Lo annunciala società interportuale bolognese nella sua newsletter segnalando che “il progetto riunisce operatori ferroviari, gestori di terminal, industrie e centri di ricerca con l’obiettivo di rendere il trasporto merci su ferro più efficiente, sicuro e competitivo”.
Stiamo parlando – viene sottolineato – di “una delle innovazioni più importanti per il settore ferroviario europeo: grazie all’accoppiamento automatico e digitale dei carri, consente di automatizzare operazioni oggi svolte manualmente”. Questo migliora “sicurezza, interoperabilità e produttività lungo i principali corridoi logistici europei”.
L’Interporto Bologna spa ricorda di essere “tra i partner del progetto” che coinvolge “importanti realtà europee del trasporto ferroviario e della logistica”.

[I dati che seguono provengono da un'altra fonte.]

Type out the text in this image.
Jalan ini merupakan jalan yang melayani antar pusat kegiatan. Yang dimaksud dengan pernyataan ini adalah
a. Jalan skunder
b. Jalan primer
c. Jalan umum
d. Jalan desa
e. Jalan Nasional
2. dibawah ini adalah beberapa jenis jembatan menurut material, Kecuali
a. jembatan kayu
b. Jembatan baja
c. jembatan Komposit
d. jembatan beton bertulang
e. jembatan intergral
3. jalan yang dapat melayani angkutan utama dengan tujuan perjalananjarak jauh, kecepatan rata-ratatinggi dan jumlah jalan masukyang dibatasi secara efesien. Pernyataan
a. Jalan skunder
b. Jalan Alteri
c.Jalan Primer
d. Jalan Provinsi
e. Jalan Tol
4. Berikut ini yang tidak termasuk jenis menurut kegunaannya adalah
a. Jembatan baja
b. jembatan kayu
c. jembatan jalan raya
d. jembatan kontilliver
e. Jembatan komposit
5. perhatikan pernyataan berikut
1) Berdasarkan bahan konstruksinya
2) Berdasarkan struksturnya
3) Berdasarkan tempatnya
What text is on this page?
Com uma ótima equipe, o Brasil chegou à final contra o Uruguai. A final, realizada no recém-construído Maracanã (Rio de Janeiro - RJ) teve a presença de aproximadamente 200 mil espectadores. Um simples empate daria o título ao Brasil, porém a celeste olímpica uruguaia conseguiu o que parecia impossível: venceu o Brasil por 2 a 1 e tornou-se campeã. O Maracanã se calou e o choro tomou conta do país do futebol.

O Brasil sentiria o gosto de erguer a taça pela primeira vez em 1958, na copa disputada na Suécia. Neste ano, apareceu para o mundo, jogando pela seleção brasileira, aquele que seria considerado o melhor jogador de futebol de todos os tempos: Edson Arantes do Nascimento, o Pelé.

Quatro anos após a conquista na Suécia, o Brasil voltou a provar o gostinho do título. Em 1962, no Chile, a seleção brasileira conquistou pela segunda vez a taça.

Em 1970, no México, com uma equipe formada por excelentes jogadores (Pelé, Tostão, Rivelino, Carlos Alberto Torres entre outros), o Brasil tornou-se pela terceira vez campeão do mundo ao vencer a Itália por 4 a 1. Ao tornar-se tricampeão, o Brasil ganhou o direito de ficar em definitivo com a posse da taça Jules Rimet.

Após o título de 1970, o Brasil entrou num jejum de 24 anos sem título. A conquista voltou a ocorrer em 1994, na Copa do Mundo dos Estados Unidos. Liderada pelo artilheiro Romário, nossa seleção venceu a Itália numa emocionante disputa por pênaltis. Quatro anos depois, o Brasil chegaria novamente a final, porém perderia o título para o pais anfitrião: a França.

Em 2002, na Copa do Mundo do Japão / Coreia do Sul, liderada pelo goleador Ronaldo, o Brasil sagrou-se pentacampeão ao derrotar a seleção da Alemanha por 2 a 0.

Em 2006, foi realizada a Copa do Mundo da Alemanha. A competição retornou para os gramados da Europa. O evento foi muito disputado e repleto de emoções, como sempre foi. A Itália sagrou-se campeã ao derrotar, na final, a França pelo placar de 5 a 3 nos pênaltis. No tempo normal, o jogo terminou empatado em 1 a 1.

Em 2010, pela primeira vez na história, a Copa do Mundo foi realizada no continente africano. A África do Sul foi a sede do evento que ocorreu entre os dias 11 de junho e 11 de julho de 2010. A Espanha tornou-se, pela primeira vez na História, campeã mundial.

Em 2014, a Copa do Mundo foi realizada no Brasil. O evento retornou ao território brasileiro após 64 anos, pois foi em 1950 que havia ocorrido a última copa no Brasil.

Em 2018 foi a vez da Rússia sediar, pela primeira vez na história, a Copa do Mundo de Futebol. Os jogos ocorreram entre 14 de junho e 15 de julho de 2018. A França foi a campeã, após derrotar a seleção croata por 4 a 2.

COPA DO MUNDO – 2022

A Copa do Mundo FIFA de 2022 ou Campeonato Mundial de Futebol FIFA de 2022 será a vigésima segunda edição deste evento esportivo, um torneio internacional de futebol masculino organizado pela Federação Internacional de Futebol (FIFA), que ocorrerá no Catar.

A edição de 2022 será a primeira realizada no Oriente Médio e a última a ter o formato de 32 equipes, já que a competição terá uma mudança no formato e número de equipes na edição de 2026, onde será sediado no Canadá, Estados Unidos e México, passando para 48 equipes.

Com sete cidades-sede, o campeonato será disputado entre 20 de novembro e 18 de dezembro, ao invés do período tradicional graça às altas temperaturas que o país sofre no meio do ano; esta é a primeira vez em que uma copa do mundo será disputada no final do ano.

I test della sperimentazione in pista a breve vedranno la partecipazione di Interporto Bologna, Mercitalia Intermodal, Mercitalia Rail e Mercitalia Shunting & Terminal. Scopo: testare sul campo le potenzialità del “Digital Automatic Coupling” all’interno non di ipotesi teoriche bensì “in un contesto ferroviario merci reale, contribuendo al percorso di innovazione e digitalizzazione del trasporto ferroviario europeo”.